As we walked on the sidewalk back in the direction to my house we passed people jogging, walking their own dogs, and riding bikes. Nothing out of the ordinary. I’m used to around 50% of the people out and about to be nervous when they see me approaching them with a German Shepard on one side and a Pit Bull on the other. After all, they have no idea what I’m teaching these animals and how they’ve been raised. They just know what they’ve heard through the grapevine and through biased media reports.

I don’t get offended… when the lady jumps up on a cement wall and lets out a screech as we approach her. The leashes are short, each with a little less than an arms reach worth of give which is supposed to ensure people that I have these dogs under control. That and the fact that they are walking beside me paying that lady no mind at all. I observe this lady’s crazy behavior and chuckle as we walk on by.

I don’t get offended… when people rush to pick up their small Maltese or Jack  Russell terrier while they ferociously bark at us as we pass by. (And my quiet,  calm-assertive dogs are supposed to be the big bad aggressors). Sure, they’re judging a book by its cover but that’s their prerogative. We always continue on our merry way.

Breed discrimination is out there.
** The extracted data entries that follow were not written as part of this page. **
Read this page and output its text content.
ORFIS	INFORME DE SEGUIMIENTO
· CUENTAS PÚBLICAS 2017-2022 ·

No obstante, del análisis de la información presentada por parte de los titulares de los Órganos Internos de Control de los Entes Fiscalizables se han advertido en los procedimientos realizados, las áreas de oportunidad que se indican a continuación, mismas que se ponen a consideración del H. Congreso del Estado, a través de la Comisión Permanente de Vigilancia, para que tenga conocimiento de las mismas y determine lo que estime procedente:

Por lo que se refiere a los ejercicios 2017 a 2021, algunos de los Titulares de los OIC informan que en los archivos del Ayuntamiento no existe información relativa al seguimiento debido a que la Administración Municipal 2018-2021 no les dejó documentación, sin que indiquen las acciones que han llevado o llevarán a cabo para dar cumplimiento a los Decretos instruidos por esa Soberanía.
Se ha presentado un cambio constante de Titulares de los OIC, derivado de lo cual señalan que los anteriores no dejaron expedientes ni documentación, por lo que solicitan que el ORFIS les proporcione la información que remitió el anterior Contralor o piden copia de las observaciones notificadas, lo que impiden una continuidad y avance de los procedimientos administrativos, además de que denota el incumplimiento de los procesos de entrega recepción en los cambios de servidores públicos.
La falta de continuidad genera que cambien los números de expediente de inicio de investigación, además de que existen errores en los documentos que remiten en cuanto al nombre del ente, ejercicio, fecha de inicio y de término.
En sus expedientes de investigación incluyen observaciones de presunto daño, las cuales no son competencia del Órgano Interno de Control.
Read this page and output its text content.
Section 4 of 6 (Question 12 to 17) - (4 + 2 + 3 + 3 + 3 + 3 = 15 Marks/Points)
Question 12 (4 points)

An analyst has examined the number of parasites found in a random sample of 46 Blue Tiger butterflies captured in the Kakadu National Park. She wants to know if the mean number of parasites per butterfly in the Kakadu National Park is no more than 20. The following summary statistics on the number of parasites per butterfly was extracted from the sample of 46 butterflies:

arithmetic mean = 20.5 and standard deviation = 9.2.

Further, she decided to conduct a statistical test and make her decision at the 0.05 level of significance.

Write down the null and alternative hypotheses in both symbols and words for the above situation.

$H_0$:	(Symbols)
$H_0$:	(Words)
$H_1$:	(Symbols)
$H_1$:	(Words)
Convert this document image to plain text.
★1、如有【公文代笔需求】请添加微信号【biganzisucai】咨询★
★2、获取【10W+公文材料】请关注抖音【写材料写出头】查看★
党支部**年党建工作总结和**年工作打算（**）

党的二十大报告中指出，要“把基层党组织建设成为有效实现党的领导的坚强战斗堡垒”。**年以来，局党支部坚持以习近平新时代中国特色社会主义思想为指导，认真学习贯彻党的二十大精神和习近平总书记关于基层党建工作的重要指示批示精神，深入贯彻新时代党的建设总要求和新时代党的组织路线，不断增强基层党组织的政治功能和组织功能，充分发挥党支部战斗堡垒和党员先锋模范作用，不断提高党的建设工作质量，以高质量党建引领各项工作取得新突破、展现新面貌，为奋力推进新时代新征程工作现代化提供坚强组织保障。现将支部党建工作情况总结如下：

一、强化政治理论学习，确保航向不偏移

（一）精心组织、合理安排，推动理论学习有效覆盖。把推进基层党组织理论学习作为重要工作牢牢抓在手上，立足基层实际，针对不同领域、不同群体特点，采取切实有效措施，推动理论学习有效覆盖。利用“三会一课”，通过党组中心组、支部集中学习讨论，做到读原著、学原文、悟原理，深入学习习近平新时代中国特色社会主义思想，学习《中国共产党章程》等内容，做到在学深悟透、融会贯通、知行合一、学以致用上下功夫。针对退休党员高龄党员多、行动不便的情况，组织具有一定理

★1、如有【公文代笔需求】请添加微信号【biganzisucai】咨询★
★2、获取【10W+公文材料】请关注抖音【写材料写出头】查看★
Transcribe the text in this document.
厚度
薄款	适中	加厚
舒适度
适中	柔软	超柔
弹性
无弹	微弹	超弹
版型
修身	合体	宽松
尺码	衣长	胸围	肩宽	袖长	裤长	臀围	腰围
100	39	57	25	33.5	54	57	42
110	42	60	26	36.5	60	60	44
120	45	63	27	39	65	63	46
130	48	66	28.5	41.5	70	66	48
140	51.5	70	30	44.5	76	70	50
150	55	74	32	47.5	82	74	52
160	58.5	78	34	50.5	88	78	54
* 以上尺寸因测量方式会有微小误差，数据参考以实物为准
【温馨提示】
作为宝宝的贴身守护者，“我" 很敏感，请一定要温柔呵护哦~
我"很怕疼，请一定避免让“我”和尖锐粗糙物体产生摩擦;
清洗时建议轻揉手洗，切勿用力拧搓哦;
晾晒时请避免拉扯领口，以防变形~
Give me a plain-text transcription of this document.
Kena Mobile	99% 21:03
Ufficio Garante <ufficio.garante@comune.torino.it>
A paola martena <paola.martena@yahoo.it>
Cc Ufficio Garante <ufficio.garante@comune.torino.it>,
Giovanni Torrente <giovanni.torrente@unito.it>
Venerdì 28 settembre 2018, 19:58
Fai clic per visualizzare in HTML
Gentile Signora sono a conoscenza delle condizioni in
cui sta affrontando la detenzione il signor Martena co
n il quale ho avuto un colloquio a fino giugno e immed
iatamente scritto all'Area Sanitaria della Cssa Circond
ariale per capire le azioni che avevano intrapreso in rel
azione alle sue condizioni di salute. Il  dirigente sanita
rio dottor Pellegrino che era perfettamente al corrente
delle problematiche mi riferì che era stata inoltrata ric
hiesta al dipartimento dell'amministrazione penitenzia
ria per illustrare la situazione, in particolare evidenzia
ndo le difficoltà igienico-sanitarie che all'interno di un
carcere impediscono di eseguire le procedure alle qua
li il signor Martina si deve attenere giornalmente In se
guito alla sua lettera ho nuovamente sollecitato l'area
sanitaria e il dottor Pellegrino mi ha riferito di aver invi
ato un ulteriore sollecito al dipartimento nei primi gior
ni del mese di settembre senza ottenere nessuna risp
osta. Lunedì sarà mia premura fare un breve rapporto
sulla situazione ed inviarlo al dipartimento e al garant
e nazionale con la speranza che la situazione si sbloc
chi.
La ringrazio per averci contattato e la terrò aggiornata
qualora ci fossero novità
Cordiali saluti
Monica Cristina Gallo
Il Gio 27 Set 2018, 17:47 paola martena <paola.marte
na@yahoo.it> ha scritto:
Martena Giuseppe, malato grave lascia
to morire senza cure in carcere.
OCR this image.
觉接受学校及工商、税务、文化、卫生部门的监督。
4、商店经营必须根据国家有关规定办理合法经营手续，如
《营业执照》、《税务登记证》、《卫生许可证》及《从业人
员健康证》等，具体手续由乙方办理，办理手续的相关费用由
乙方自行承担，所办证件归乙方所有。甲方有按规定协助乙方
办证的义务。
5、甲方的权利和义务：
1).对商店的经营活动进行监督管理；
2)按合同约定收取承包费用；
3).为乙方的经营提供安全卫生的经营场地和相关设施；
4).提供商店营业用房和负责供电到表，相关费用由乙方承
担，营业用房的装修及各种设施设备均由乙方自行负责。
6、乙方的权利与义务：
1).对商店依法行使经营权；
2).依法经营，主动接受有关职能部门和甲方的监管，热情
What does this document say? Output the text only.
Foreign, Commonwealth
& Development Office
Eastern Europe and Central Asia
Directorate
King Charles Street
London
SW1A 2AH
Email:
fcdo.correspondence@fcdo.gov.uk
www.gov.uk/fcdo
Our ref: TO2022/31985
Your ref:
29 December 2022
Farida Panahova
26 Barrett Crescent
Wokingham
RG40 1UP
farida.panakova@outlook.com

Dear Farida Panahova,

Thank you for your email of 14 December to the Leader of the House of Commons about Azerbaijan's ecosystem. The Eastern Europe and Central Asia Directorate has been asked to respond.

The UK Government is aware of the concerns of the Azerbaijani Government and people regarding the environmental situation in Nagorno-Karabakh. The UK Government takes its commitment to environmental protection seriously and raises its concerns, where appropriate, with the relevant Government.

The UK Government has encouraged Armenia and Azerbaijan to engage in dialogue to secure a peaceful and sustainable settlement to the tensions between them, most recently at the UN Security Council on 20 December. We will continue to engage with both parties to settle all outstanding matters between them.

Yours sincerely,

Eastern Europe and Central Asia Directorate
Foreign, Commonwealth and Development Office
Human ignorance is out there too. Which leads me to discuss what does get under my skin. We all have our boiling points.

Today mine was an overweight, middle-aged man wearing a fluorescent yellow shirt riding a mountain bike down the road in the early morning hours. I don’t know how long he had been behind us as we were walking down the sidewalk. I didn’t hear him even approach us until he rode past on the street parallel to where we were walking. He turned his head and called out to me, “Hey!”

Focused on our path ahead, I snapped out of my concentration to politely give this stalker the time of day.

He then proceeded with, “If either of those dogs bite me, I’ll sue you.”

I looked around to see who he was threatening like that, out of the blue, with no good rhyme or reason. It turned out he was talking to me. My Pit Bull looked up at me and if she could talk I bet she would’ve said, “You want me to chase him, mom. Give him a little scare? Come on, it’ll be fun!”

I have never seen nor encountered this man before in my life. Neither have any of my dogs. They never barked at him, growled, lunged, or even glanced in his direction before he made himself known with his stupid comment. It was so out of the blue and non-deserving but for some reason, his retarded ass needed to be heard.

“That’s nice, but my dog’s aren’t the ones you should be concerned with about biting you,” I responded to the strange fat man. 

He looked at me with a scowl on his face and I smiled back at him. In an instant my teeth turned to vampire fangs and I flew at him with my super-speedy vampire skills piercing the flesh on his neck. His screams drowned out by the dog’s barking and when I was through feeding, which was a good minute due to his weight issues, I left his limp body on the side of the road next to his bike.

Moral of the story… Don’t judge a book by its cover. You never know who’s a vampire!